Harga Laptop di Mal Ambassador Naik Gila-Gilaan, Penjual Pasrah
Dailynesia.com – Pasar teknologi di Jakarta tengah mengalami perubahan signifikan, terutama pada sektor perangkat laptop. Dalam beberapa bulan terakhir, harga laptop di Mal Ambassador naik drastis, memicu reaksi beragam dari konsumen dan penjual. Menurut informasi terbaru, kenaikan ini didorong oleh dua faktor utama, yaitu permintaan tinggi terhadap komponen inti seperti RAM dan SSD yang digunakan untuk pengembangan kecerdasan buatan (AI), serta tekanan dari nilai tukar dolar AS yang terus menguat.
Menurut salah satu karyawan toko elektronik di Mal Ambassador, kenaikan harga laptop tidak hanya terjadi secara perlahan, tetapi juga melonjak drastis dalam beberapa minggu terakhir. “Harga laptop kini bisa mencapai lebih dari Rp 9 juta, dibandingkan sebelumnya yang sekitar Rp 7-8 juta. Kenaikan ini diperkirakan masih akan terus berlanjut hingga Agustus,” tutur sumber tersebut. Perubahan ini menunjukkan Historic Moment dalam transisi pasar teknologi, di mana kebutuhan komponen untuk AI menjadi penggerak utama.
Kenaikan biaya komponen menjadi faktor utama yang memengaruhi harga laptop.
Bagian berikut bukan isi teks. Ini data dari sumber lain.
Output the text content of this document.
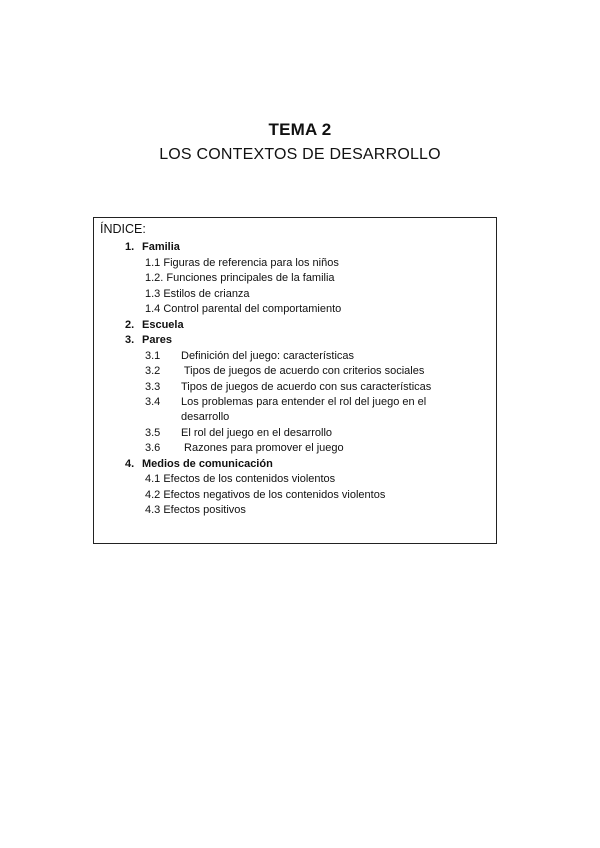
TEMA 2
LOS CONTEXTOS DE DESARROLLO
ÍNDICE:
1. Familia
1.1 Figuras de referencia para los niños
1.2. Funciones principales de la familia
1.3 Estilos de crianza
1.4 Control parental del comportamiento
2. Escuela
3. Pares
3.1 Definición del juego: características
3.2 Tipos de juegos de acuerdo con criterios sociales
3.3 Tipos de juegos de acuerdo con sus características
3.4 Los problemas para entender el rol del juego en el
desarrollo
3.5 El rol del juego en el desarrollo
3.6 Razones para promover el juego
4. Medios de comunicación
4.1 Efectos de los contenidos violentos
4.2 Efectos negativos de los contenidos violentos
4.3 Efectos positivos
Ketersediaan RAM dan SSD semakin terbatas karena banyak diminati produsen teknologi AI. Komponen-komponen tersebut menjadi bagian kritis dalam pembuatan laptop, sehingga kelangkaannya berdampak langsung pada harga jual. Selain itu, fluktuasi nilai tukar dolar AS yang stabil juga memperkuat tekanan pada kenaikan harga produk elektronik, termasuk laptop.
Di sisi lain, konsumen yang sebelumnya membeli laptop murah kini mulai terdorong untuk memilih model berharga lebih tinggi. Dalam satu bulan terakhir, harga laptop merek besar seperti Lenovo, Asus, dan HP meningkat hingga mencapai Rp 7 juta hingga Rp 9 juta, dibandingkan harga sebelumnya yang lebih terjangkau. Penjual di Mal Ambassador mengakui bahwa mereka tidak bisa menghindari kenaikan ini, karena pasokan komponen tetap terbatas dan permintaan terus meningkat.
“Tahun ini, harga laptop Core i3 naik signifikan. Dulu Rp 6 juta, kini rata-rata Rp 8 juta. Bahkan untuk versi 512 GB, harganya mencapai Rp 8,6 juta,” kata penjual komponen PC. Kenaikan harga ini juga memengaruhi segmen premium, di mana seri Zenbook Asus yang sebelumnya dijual seharga Rp 42 juta kini mencapai Rp 47 juta. Peningkatan harga ini menunjukkan Historic Moment dalam pergeseran dinamika pasar teknologi.
Pasar Komponen Komputer Rakitan Ikut Terdampak
Bukan hanya laptop, pasar komponen komputer rakitan juga mengalami lonjakan harga. Penjual di Mal Ambassador mengungkapkan bahwa permintaan tinggi dari industri AI menyebabkan harga chip dan kartu grafis melonjak hingga 100% dalam beberapa bulan terakhir. Situasi ini memaksa konsumen yang ingin merakit PC harus menghabiskan lebih banyak uang untuk mendapatkan komponen yang dibutuhkan.
“Permintaan AI membuat harga VGA dan chip meningkat drastis. Banyak konsumen akhirnya memutuskan tidak melanjutkan proyek rakitan karena biayanya jauh lebih mahal dibanding tahun lalu,” tutur salah satu penjual. Meski ada tekanan dari pelemahan rupiah terhadap dolar AS, para distributor komponen belum memberikan pengumuman kenaikan harga baru hingga awal Juni. Namun, kelangkaan chip global akibat kebutuhan infrastruktur AI mulai terasa di berbagai sektor, termasuk elektronik konsumen.
Dari laporan Digitimes, empat produsen motherboard utama dunia mengurangi proyeksi penjualan mereka tahun ini. Asus, misalnya, diperkirakan hanya akan menjual sekitar 10 juta unit, turun 33% dari target tahun sebelumnya. Gigabyte dan MSI juga merevisi target, sementara ASRock mengalami penurunan tertinggi. Perusahaan-perusahaan ini terpaksa menyesuaikan strategi karena kenaikan harga komponen yang terus berlanjut. Situasi ini mencerminkan Historic Moment dalam industri teknologi global, di mana kecerdasan buatan menjadi faktor dominan dalam menentukan harga perangkat.